Enluminures, BD, mangas, quand le dessin raconte : Bas-reliefs ou papyrus, en Mésopotamie ou en Égypte, la bande dessinée se profile

Published 1 week, 3 days ago
Description

Rediffusion de l'épisode du 2024-05-13

Fuyons l’anachronisme et la recherche, parfois illusoire, des prémices d’objets culturels contemporains dans un univers historique très différent. La bande dessinée serait-elle née dans l’Antiquité ? Évidemment non, pas telle que nous la concevons aujourd’hui. Pourtant, le récit en images accompagné de textes est bien présent sur les bas-reliefs et les papyrus : en Mésopotamie et dans l’Égypte ancienne, la bande dessinée se profile !

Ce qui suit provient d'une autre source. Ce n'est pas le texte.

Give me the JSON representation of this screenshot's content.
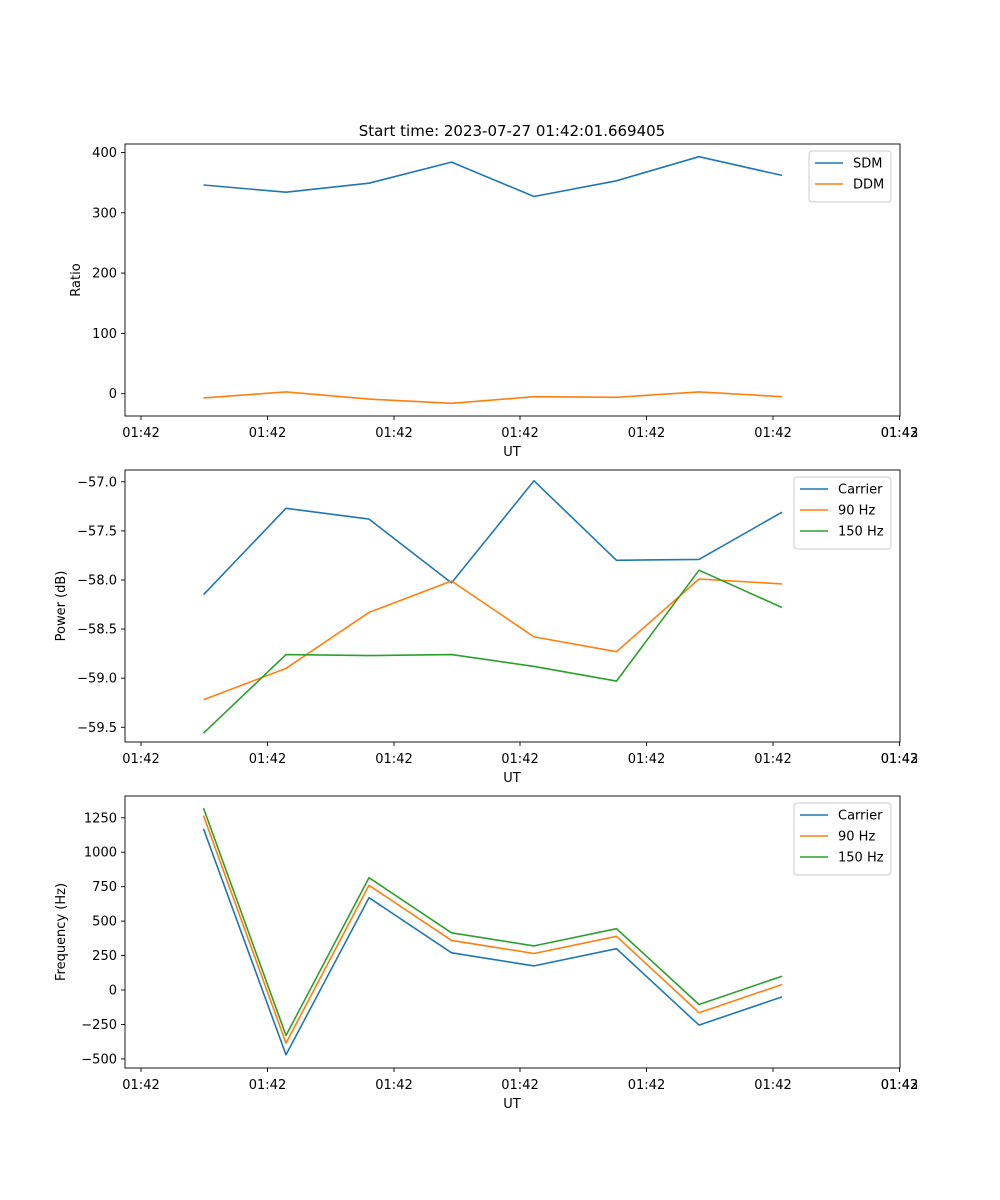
{
  "title": "Start time: 2023-07-27 01:42:01.669405",
  "chart_data": [
    {
      "type": "line",
      "xlabel": "UT",
      "ylabel": "Ratio",
      "x_tick_labels": [
        "01:42",
        "01:42",
        "01:42",
        "01:42",
        "01:42",
        "01:42",
        "01:42"
      ],
      "x_tick_last_label": "01:43",
      "y_ticks": [
        0,
        100,
        200,
        300,
        400
      ],
      "y_tick_labels": [
        "0",
        "100",
        "200",
        "300",
        "400"
      ],
      "ylim": [
        -37,
        414
      ],
      "legend_position": "top-right",
      "series": [
        {
          "name": "SDM",
          "color": "#1f77b4",
          "values": [
            346,
            334,
            349,
            384,
            327,
            353,
            393,
            362
          ]
        },
        {
          "name": "DDM",
          "color": "#ff7f0e",
          "values": [
            -7,
            3,
            -9,
            -16,
            -5,
            -6,
            3,
            -5
          ]
        }
      ]
    },
    {
      "type": "line",
      "xlabel": "UT",
      "ylabel": "Power (dB)",
      "x_tick_labels": [
        "01:42",
        "01:42",
        "01:42",
        "01:42",
        "01:42",
        "01:42",
        "01:42"
      ],
      "x_tick_last_label": "01:43",
      "y_ticks": [
        -59.5,
        -59.0,
        -58.5,
        -58.0,
        -57.5,
        -57.0
      ],
      "y_tick_labels": [
        "−59.5",
        "−59.0",
        "−58.5",
        "−58.0",
        "−57.5",
        "−57.0"
      ],
      "ylim": [
        -59.65,
        -56.88
      ],
      "legend_position": "top-right",
      "series": [
        {
          "name": "Carrier",
          "color": "#1f77b4",
          "values": [
            -58.15,
            -57.27,
            -57.38,
            -58.03,
            -56.99,
            -57.8,
            -57.79,
            -57.31
          ]
        },
        {
          "name": "90 Hz",
          "color": "#ff7f0e",
          "values": [
            -59.22,
            -58.9,
            -58.33,
            -58.01,
            -58.58,
            -58.73,
            -57.99,
            -58.04
          ]
        },
        {
          "name": "150 Hz",
          "color": "#2ca02c",
          "values": [
            -59.56,
            -58.76,
            -58.77,
            -58.76,
            -58.88,
            -59.03,
            -57.9,
            -58.28
          ]
        }
      ]
    },
    {
      "type": "line",
      "xlabel": "UT",
      "ylabel": "Frequency (Hz)",
      "x_tick_labels": [
        "01:42",
        "01:42",
        "01:42",
        "01:42",
        "01:42",
        "01:42",
        "01:42"
      ],
      "x_tick_last_label": "01:43",
      "y_ticks": [
        -500,
        -250,
        0,
        250,
        500,
        750,
        1000,
        1250
      ],
      "y_tick_labels": [
        "−500",
        "−250",
        "0",
        "250",
        "500",
        "750",
        "1000",
        "1250"
      ],
      "ylim": [
        -566,
        1408
      ],
      "legend_position": "top-right",
      "series": [
        {
          "name": "Carrier",
          "color": "#1f77b4",
          "values": [
            1170,
            -470,
            670,
            270,
            175,
            300,
            -255,
            -50
          ]
        },
        {
          "name": "90 Hz",
          "color": "#ff7f0e",
          "values": [
            1265,
            -385,
            760,
            360,
            265,
            390,
            -165,
            40
          ]
        },
        {
          "name": "150 Hz",
          "color": "#2ca02c",
          "values": [
            1320,
            -330,
            815,
            415,
            320,
            445,
            -105,
            100
          ]
        }
      ]
    }
  ]
}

Une forte intimité entre l'image et l'écrit

Les premières images signifiantes font leur apparition en Mésopotamie et en Égypte ancienne dès le 4ᵉ millénaire avant notre ère. "On est dans la zone qui a vu émerger le texte de l'image, contrairement au préjugé que nous avons du texte qui prédomine sur l'image. En réalité, le texte vient de l'image en Mésopotamie, mais s'en dissocie très vite", précise Ariane Thomas, directrice du département des Antiquités orientales au Musée du Louvre. Qu'il s’agisse de la civilisation de Nagada ou de celle d’Uruk, les images signifient désormais davantage que ce qu’elles montrent. En Égypte, cette charge symbolique de l’image se développe en même temps que s’étoffent les conventions picturales. De la grille de proportions à l’orientation des hiéroglyphes, rien n’est laissé au hasard. Ces différentes règles composent un genre pictural unique, qui se distingue encore par son usage de l’aspectivité : il s'agit de combiner plusieurs points de vue d’un même personnage, objet, ou lieu pour en rendre une représentation symbolique pensée comme une synthèse.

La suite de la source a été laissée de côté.